Naturally, this is not to say I do not have issues with Setouchi. Specifically, there is the concern that the art and artists are little more than opportunities to take a fresh look at the Inland Sea, and the concern that the festival as a travel or tourist experience takes precedence over the primary art experience. Personally I do not see why the art experience must necessarily take precedence over the travel or tourist experience. Essentially, the art experience is charged with the kind of extraordinariness that occurs amid the turmoil of everyday life. In this sense, even the most exceptional of art experiences is clearly rooted in the everyday lives of people. Or to put it another way, an art experience can occur even amid the most mundane of life’s upheavals. This is particularly true of travel and sightseeing, which not only tend to stimulate extraordinariness but are contiguous to people’s lives to begin with. In the same way, art should also be contiguous to people’s lives and travel, for example. Ultimately, the relationship is not such that one subsumes the other.

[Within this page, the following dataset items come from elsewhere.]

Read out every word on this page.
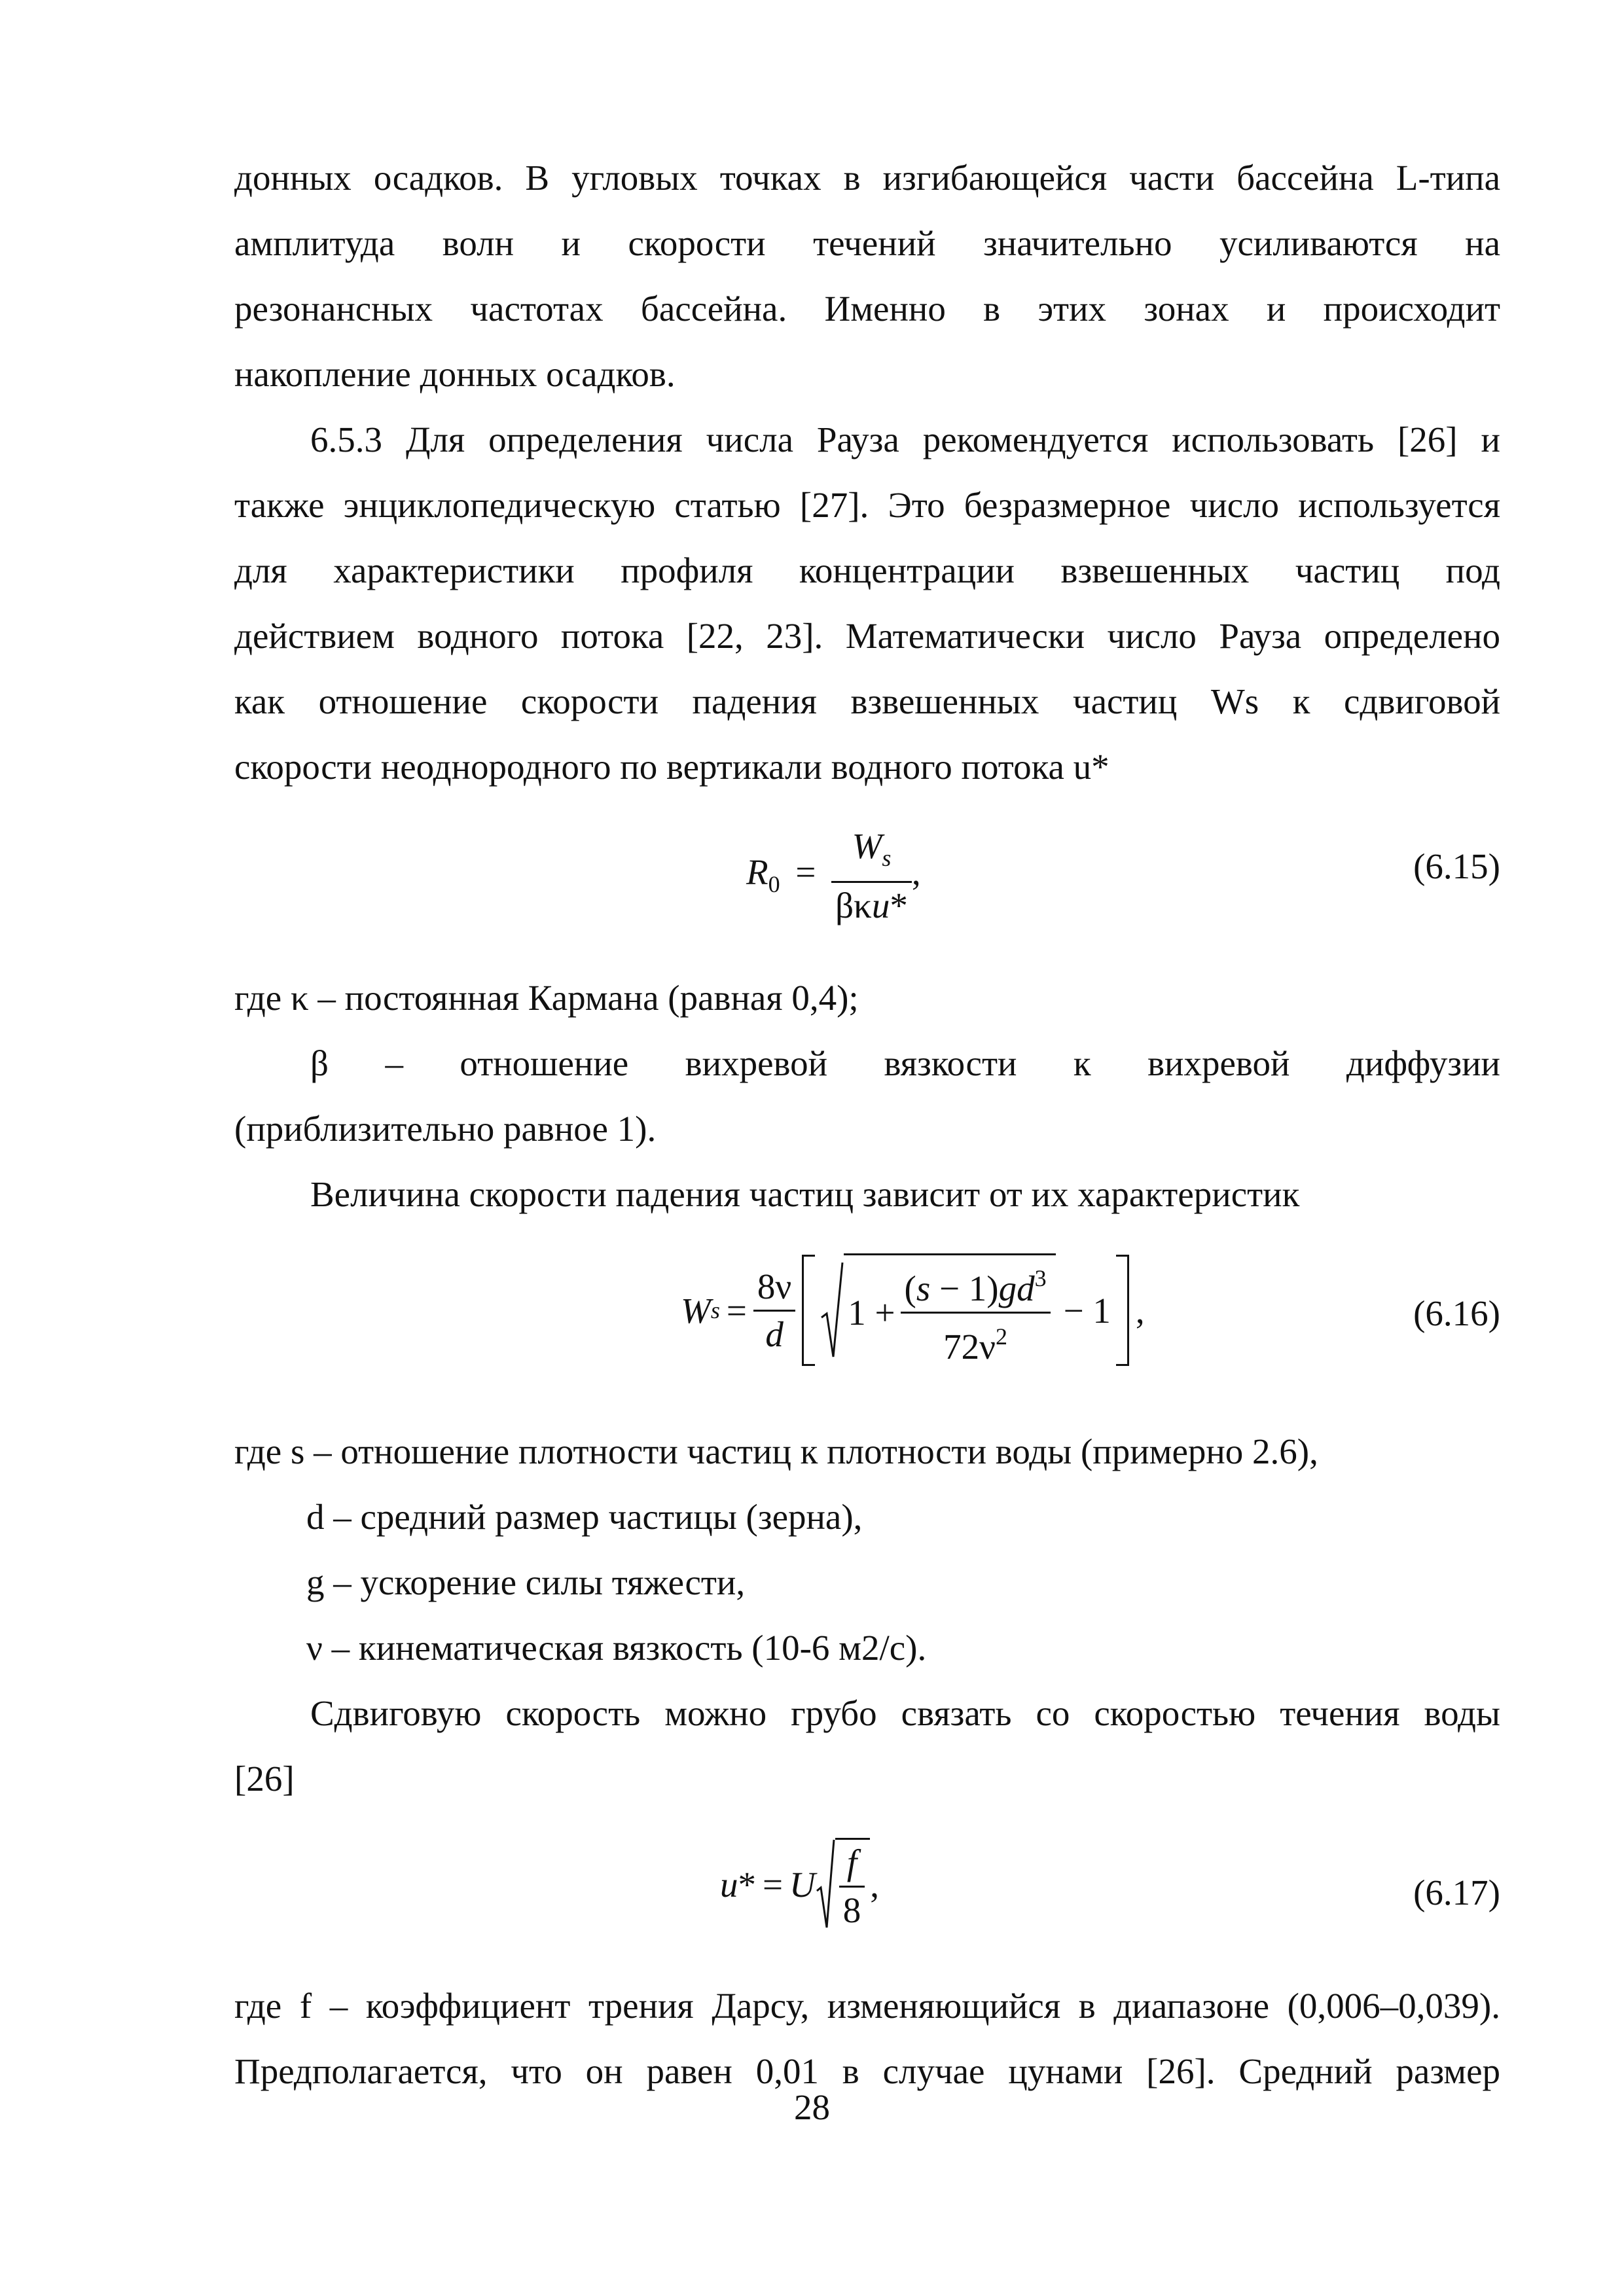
донных осадков. В угловых точках в изгибающейся части бассейна L-типа
амплитуда волн и скорости течений значительно усиливаются на
резонансных частотах бассейна. Именно в этих зонах и происходит
накопление донных осадков.
6.5.3 Для определения числа Рауза рекомендуется использовать [26] и
также энциклопедическую статью [27]. Это безразмерное число используется
для характеристики профиля концентрации взвешенных частиц под
действием водного потока [22, 23]. Математически число Рауза определено
как отношение скорости падения взвешенных частиц Ws к сдвиговой
скорости неоднородного по вертикали водного потока u*
$R_0 = \frac{W_s}{\text{βκu*}}$ ,	(6.15)
где κ – постоянная Кармана (равная 0,4);
β – отношение вихревой вязкости к вихревой диффузии
(приблизительно равное 1).
Величина скорости падения частиц зависит от их характеристик
W $s = \frac{8\nu}{d} 1 + \frac{(s - 1)gd^3}{72\nu^2} - 1$ ,	(6.16)
где s – отношение плотности частиц к плотности воды (примерно 2.6),
d – средний размер частицы (зерна),
g – ускорение силы тяжести,
ν – кинематическая вязкость (10-6 м2/с).
Сдвиговую скорость можно грубо связать со скоростью течения воды
[26]
u * = U $\frac{f}{8}$ ,	(6.17)
где f – коэффициент трения Дарсу, изменяющийся в диапазоне (0,006–0,039).
Предполагается, что он равен 0,01 в случае цунами [26]. Средний размер
28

Given these circumstances, traditional art museums must also change dramatically the roles they play. Limiting the art experience to atemporal single moments and fixing it in eternity may be ideal for homogenous spaces like art museums, but purely visual spaces in the form of such “halls” have already reached their operational limits due to institutional fatigue. One thing I mentioned at the symposium mentioned above (The Shape of the Art Museum of the Future: Yusuke Nakahara, Fram Kitagawa, Katsuhiko Hibino, Akira Tatehata (moderator); September 5, Benesse House Museum) is that the “art museum of the future” should serve less as a systematic focus or stronghold summarizing the art experience and more as a “rest stop” as it were on travels contiguous to life, a role fulfilled at this art festival by the Chichu Art Museum and the Inujima Art Project “Seirensho,” for example. In other words, art museums and art festivals should be thought of not as in conflict with each other but as multiple layers working together in the context of a single experience. Viewed in this light, the sum total of the multiple experiences that mediate between art museums and the outside world each help the other to “breathe,” as it were. This is clearly different from simply “gazing” at an object with one’s eyes or the presentation of an abstract space that is not identifiable with anywhere in the world.

Although it may seem unrelated, you may recall the recent closure of HMV’s flagship store in Shibuya being reported as confirmation of the demise of the age of the CD. And yet, from the outset buying a CD meant nothing more than getting one’s hands on one of those lifeless discs. That being so, as long as the thing people value is communication, it is only natural that CDs will stop selling. At the same time, so-called “summer festivals” in the form of rock festivals rooted in a particular location have become established as part of the music landscape and attract large audiences. Might it be the same thing is actually occurring in the art world? I have heard that attendance at Setouchi surpassed the organizers’ initial target of 300,000 people as early as the beginning of September, which is probably due to the fact that it has a great many “summer festival”-like elements. As well, it is probably correct to conclude that the ability of an arts festival to effectively function on such a scale is due in no small part to the blessings of electronic media such as mobile phones, e-mail and Twitter. Twenty years ago when such media did not exist, it probably would not have been possible to even hold an arts festival linking outlying islands, let alone ensure everything functioned as smoothly as it did on this occasion. Leaving aside the question of whether it is a positive or negative development, as advances continue to be made in electronic media, the development of art not as an object for enlightenment (exhibitions) but as a medium for communication (festivals) looks set to proceed at an even greater pace. (To be continued)

The inaugural Setouchi International Art Festival was on view from July 19 to October 31, 2010, on seven islands in the Seto Inland Sea and in Takamatsu.